In Brazil, which long had no extradition treaty with Britain, he was arrested in 1974 by Scotland Yard detective Jack Slipper, who reputedly said, "Long time, no see, Ronnie. I think you know who I am."
Biggs got the last laugh when he avoided deportation on a technicality because he was about to have a Brazilian-born child. His 19-year-old Brazilian girlfriend was pregnant with his son Michael. Now 26, Michael accompanied his father on the flight to Britain.
In 1981, British mercenaries took him to Barbados, but authorities there refused to extradite him to Britain.

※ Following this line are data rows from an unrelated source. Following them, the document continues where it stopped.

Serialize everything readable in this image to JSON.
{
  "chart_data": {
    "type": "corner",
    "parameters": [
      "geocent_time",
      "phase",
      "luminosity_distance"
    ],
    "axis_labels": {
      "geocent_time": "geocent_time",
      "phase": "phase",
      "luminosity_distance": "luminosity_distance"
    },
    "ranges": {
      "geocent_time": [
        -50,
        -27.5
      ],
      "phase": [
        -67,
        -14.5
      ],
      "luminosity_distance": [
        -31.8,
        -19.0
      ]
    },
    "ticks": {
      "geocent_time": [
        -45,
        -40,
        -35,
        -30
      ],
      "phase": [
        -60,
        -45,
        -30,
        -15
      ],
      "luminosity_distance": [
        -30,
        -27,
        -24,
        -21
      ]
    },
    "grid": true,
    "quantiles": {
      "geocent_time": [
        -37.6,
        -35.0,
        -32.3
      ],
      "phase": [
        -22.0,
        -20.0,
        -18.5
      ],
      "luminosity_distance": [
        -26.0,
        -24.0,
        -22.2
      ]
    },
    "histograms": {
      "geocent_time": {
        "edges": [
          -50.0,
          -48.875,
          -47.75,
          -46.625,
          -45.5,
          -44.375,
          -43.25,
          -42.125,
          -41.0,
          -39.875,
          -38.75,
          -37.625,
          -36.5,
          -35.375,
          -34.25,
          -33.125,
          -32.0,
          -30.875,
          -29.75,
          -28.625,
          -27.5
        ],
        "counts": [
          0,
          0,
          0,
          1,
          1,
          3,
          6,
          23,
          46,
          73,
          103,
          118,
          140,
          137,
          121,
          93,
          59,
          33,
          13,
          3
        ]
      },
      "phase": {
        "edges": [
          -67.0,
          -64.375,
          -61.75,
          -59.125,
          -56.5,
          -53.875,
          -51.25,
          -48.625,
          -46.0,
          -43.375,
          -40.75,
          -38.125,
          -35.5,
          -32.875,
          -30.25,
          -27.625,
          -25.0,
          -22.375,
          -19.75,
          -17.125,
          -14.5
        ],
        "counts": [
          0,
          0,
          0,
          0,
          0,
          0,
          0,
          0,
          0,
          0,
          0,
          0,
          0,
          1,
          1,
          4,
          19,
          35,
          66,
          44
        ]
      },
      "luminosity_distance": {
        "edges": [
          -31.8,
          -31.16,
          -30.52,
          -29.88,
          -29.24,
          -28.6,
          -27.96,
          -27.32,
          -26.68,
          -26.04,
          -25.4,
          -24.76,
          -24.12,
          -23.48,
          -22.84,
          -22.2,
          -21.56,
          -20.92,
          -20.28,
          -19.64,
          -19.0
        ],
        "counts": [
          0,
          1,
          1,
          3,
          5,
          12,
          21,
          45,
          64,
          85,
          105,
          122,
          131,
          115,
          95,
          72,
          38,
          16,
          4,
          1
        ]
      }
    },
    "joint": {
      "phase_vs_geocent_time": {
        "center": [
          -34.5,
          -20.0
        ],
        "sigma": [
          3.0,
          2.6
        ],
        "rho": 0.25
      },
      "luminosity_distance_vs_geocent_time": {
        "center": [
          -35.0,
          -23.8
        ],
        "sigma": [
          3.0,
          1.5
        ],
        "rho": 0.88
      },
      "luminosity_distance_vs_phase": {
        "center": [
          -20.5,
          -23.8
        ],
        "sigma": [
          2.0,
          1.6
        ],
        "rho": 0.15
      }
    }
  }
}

In recent years, Biggs ran out of cash and his health deteriorated.
"I can't keep running any longer," he was quoted as telling London's Sun. "I am a sick man. My last wish is to walk into a Margate pub as an Englishman and buy a pint of bitter."
Last week, he made the first move to return by sending an e-mail to John Coles, head of the Serious and Organized Crime Group at London's Metropolitan Police, known as Scotland Yard.
"I would like to give myself up to you," Biggs wrote.
Coles was waiting at the airport when Biggs landed and handled the matter as one Englishman to another. "I am now going to formally arrest you," he told Biggs.
Such a civilized welcome for such a notorious crook.